Recombinant Escherichia coli Uncharacterized protein YcbX (ycbX) is produced in an E. coli expression system and is available as a full-length protein from amino acids 1 to 369. The protein carries an N-terminal GST tag, which makes purification and detection more straightforward. SDS-PAGE analysis shows purity levels exceeding 85%, making this product suitable for research applications. Functional ELISA has confirmed biological activity, demonstrating binding to immobilized ldcC with an EC50 of 40.54-47.97 μg/ml.
The YcbX protein from Escherichia coli remains largely mysterious—its exact biological functions haven't been fully worked out yet. What we do know is that it can bind specific molecules, which suggests it may play a role in various cellular processes. As research continues, understanding how YcbX binds and what it does could shed light on its contribution to bacterial physiology and its potential connections to broader biological pathways.
Potential Applications
Note: The applications listed below are based on what we know about this protein's biological functions, published research, and experience from experts in the field. However, we haven't fully tested all of these applications ourselves yet. We'd recommend running some preliminary tests first to make sure they work for your specific research goals.
1. Protein-Protein Interaction Studies with LdcC
This recombinant YcbX is confirmed to bind ldcC with moderate affinity (EC₅₀ 40.54-47.97 μg/ml) and is suitable for interaction studies. However, the moderate EC₅₀ may require high protein concentrations for detectable binding, and the N-terminal GST tag could sterically hinder interactions or cause non-specific binding. Researchers should validate binding kinetics with tag-free YcbX and include controls (e.g., GST alone) to ensure specificity. The E. coli expression system produces a homologous protein but may lack post-translational modifications present in native YcbX.
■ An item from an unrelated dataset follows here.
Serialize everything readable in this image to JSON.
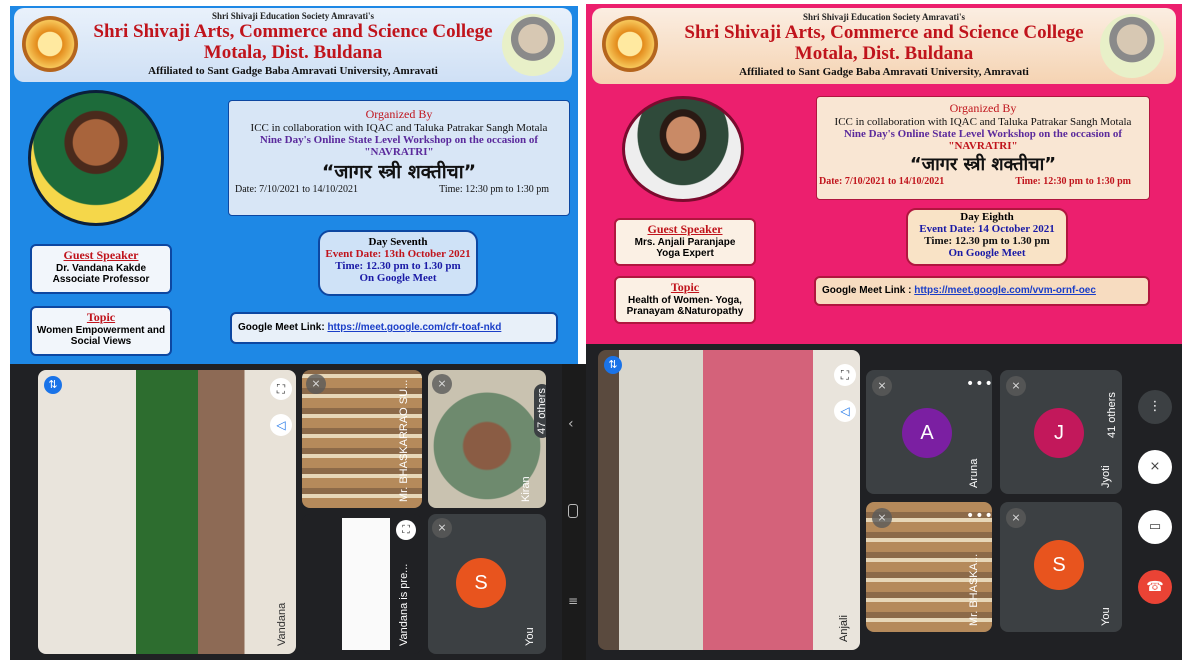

2. GST Pull-Down Assays for Identifying Binding Partners
The GST tag facilitates pull-down assays, but the 85% purity may increase non-specific binding from impurities. While useful for identifying novel interactors, researchers should include stringent controls (e.g., GST-only beads) and validate identified partners with native YcbX from E. coli lysates. The confirmed ldcC binding serves as a positive control, but the uncharacterized nature of YcbX requires caution in interpreting results.
3. Biochemical Characterization of an Uncharacterized E. coli Protein
This full-length YcbX can be used for initial characterization, but the binding activity to ldcC does not confirm enzymatic or broader functional roles. Researchers should perform additional assays (e.g., enzymatic screening, structural analysis) to determine YcbX's true function. The GST tag may alter biochemical properties, so tag-free protein is recommended for definitive characterization.
4. Development of Binding Assays and Screening Platforms
The protein is appropriate for developing binding assays (e.g., ELISA), but the moderate EC₅₀ may limit assay sensitivity for high-throughput screening. Researchers should optimize conditions (e.g., coating concentrations, detection methods) to improve dynamic range. The GST tag allows immobilization, but may affect ligand presentation; assay validation should include dose-response curves with known binders.
5. Antibody Development and Validation
This YcbX serves as an antigen for antibody generation, but the GST tag may induce tag-specific antibodies, reducing the yield of YcbX-specific antibodies. Antibodies should be affinity-purified against tag-free YcbX and validated for specificity in Western blot or immunofluorescence using E. coli cells expressing native YcbX. The 85% purity may require additional purification to minimize immune responses to contaminants.
Final Recommendation & Action Plan
This recombinant E. coli YcbX with an N-terminal GST tag is a functional tool for preliminary studies of YcbX-ldcC interactions and exploratory pull-down assays, but its moderate binding affinity, uncharacterized nature, and tag-related artifacts require careful validation. For immediate use, employ it in binding assays at concentrations based on the EC₅₀ (40-50 μg/ml), but include GST-tag controls to account for non-specific effects. For pull-downs, use glutathione beads for immobilization but validate novel interactions with native YcbX from E. coli lysates. For antibody development, immunize with this protein but screen hybrids against tag-free YcbX to ensure specificity. Given the protein's uncharacterized status, prioritize functional studies (e.g., enzymatic assays) to determine its biological role, and consider generating a tag-free version for critical applications. The 85% purity is acceptable for initial work but may need improvement for sensitive assays. Always use E. coli-specific controls to ensure biological relevance.